A Organização para Cooperação e Desenvolvimento Econômico (OCDE) divulgou nesta semana, um levantamento referente a taxa de aprovação nas escolas dos estudantes brasileiros. De acordo com o estudo, 34% dos alunos com 15 anos repetiram de série ao menos uma vez durante parte da trajetória escolar. Média está acima de 11,9%, quarto maior percentual entre os 79 países e territórios analisados.

Ainda em segundo a OCDE, as nações e territórios que ultrapassaram os percentuais de reprovação do Brasil, foram: Marrocos (49,3%), Colômbia (40,8%), e Líbano (34,5%). 

Entre os países que lideram os menores percentuais de reprovação, estão Taipei (China) e Islândia, com 0,9%. Seguidos por Belarus e Sérvia, com 1,4% ambos. Nos Estados Unidos, o percentual é de 9,1%.

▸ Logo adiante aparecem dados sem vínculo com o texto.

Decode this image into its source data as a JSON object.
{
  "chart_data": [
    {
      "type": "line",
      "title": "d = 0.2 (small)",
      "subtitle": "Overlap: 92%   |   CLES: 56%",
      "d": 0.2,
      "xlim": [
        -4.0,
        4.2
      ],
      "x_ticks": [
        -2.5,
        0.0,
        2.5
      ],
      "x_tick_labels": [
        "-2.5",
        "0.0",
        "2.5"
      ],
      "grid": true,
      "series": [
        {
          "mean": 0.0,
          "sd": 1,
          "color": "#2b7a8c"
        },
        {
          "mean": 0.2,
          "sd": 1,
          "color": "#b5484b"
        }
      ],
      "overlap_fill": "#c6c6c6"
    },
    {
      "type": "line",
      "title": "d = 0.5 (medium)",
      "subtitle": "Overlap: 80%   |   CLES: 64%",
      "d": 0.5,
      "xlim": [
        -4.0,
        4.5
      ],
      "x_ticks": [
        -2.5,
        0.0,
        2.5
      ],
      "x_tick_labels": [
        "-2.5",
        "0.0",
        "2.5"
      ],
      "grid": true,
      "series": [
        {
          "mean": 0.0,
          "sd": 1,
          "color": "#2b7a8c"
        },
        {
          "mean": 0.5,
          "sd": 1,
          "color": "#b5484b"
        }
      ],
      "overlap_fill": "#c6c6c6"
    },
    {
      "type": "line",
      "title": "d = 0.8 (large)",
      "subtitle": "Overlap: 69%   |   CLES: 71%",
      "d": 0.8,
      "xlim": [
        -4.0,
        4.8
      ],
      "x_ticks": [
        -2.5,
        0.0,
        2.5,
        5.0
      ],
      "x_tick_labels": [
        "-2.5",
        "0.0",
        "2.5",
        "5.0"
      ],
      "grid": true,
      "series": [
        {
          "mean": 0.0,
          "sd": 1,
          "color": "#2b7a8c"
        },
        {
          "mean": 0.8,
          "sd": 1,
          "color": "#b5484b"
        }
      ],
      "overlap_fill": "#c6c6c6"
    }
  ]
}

O estudo de Políticas Eficazes, Escolas de Sucesso é o 5.º  relatório da OCDE feito a partir de dados do Programa Internacional de Avaliação de Estudantes (Pisa, na sigla em inglês).

Os dados apontam que os países com baixos índices de repetência têm resultados melhores em leitura. O primeiro volume de dados da avaliação apontou que o país havia ficado estagnado em leitura, e caído na avaliação em matemática e ciências. O relatório ainda mostra que, quando comparado a estudantes de maior renda, os alunos mais pobres têm três vezes mais chances de repetir alguma série.

No Brasil, 51,8% dos que repetiram de ano ao menos uma vez estavam na parcela mais pobre da população. A maioria dos repetentes (58,6%) eram de áreas rurais ou vilas.

A reprovação pode ter um impacto muito grande na vida da criança, já que ela muita das vezes leva ao desinteresse pelas aulas, abandono e/ou evasão da educação básica.

Devido à pandemia, os jovens estão deixando as escolas para ajudar os pais a custearem as contas da casa, em razão da crise econômica do país. Além disso, os universitários também estão abandonando as salas de aula, já que não conseguem pagar as mensalidades da graduação.